Nach Erfindung des Buchdrucks ging der eine oder andere Astronom daran, die arabischen Namen zu deuten und auf ihre vermeintlichen Grundformen zurückzuführen, die es aber häufig gar nicht gab. Und drittens fügten bis in die Neuzeit manche Forscher arabisch klingende Namen oder Namensteile hinzu. Weniger kompliziert ist die Geschichte der anfangs erwähnten Sterne des Sommerdreiecks. Sie stammen direkt aus dem Arabischen: Atair im Adler bedeutet "fliegender Adler" (al-nasr al-tair), Deneb im Schwan "Schwanz der Henne" (danabh al dajajah). Wega hieß ursprünglich "herabstürzender Adler" (an-nasr al-waqi), das Wort waqi ging dann auf den hellsten Stern des Bildes über.

Heute lassen sich Forscher von der Vielfalt nicht mehr verwirren. Sie verwenden ein 1603 von Johann Bayer eingeführtes System, wonach die Sterne einer jeden Konstellation gemäß ihrer Helligkeit sortiert sind, und zwar nach den Buchstaben des griechischen Alphabets und dem folgenden Genitiv des lateinischen Sternbildnamens. So heißen die oben erwähnten Sterne einfach Alpha Aquilae (Atair), Alpha Cygni (Deneb) und Alpha Lyrae (Wega). Bei schwächeren Sternen und besonderen Typen - etwa Veränderlichen - kommen dann Kombinationen aus Buchstaben, Ziffern und Katalognamen zum Einsatz.

Vom 4. bis 9. September mögen versierte Beobachter den Merkur knapp über dem Osthorizont in der Morgendämmerung aufspüren. Mars wandert von den Zwillingen in den Krebs und geht Ende des Monats eineinhalb Stunden nach Mitternacht auf. Jupiter im Widder leuchtet fast die ganze Nacht als glänzendes Gestirn vom Himmel. Uranus in den Fischen gelangt am 26. September in Opposition, Neptun im Wassermann zeigt sich während der ersten Nachthälfte. Venus und Saturn bleiben unbeobachtbar.

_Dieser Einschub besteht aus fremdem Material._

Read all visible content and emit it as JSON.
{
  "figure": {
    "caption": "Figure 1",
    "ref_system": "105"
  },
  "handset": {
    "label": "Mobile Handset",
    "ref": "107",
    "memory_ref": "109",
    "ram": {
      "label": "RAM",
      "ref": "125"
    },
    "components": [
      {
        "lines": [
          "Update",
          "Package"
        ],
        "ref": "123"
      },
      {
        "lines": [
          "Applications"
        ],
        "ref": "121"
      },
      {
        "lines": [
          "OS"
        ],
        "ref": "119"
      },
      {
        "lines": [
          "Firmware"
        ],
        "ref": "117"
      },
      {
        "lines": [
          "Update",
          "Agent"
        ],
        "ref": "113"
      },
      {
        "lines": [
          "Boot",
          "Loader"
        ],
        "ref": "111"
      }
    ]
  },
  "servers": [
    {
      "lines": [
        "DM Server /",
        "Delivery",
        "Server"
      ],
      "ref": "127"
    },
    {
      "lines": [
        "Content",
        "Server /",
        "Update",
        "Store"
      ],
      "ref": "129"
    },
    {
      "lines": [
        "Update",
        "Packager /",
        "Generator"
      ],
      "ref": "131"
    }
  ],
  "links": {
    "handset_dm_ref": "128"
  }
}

Die meisten Sternschnuppen, die im September über das Firmament flitzen, gehören zu den wenig auffallenden Meteorschwärmen der Pisciden, Tauriden und Delta-Aurigiden. Der Fahrplan des Erdtrabanten: Erstes Viertel am 4., Vollmond am 12., Letztes Viertel am 20. und Neumond am 27. September. Am 23. September kreuzt die Sonne auf ihrer Jahresbahn den Himmelsäquator, um 11.05 Uhr beginnt der astronomische Herbst.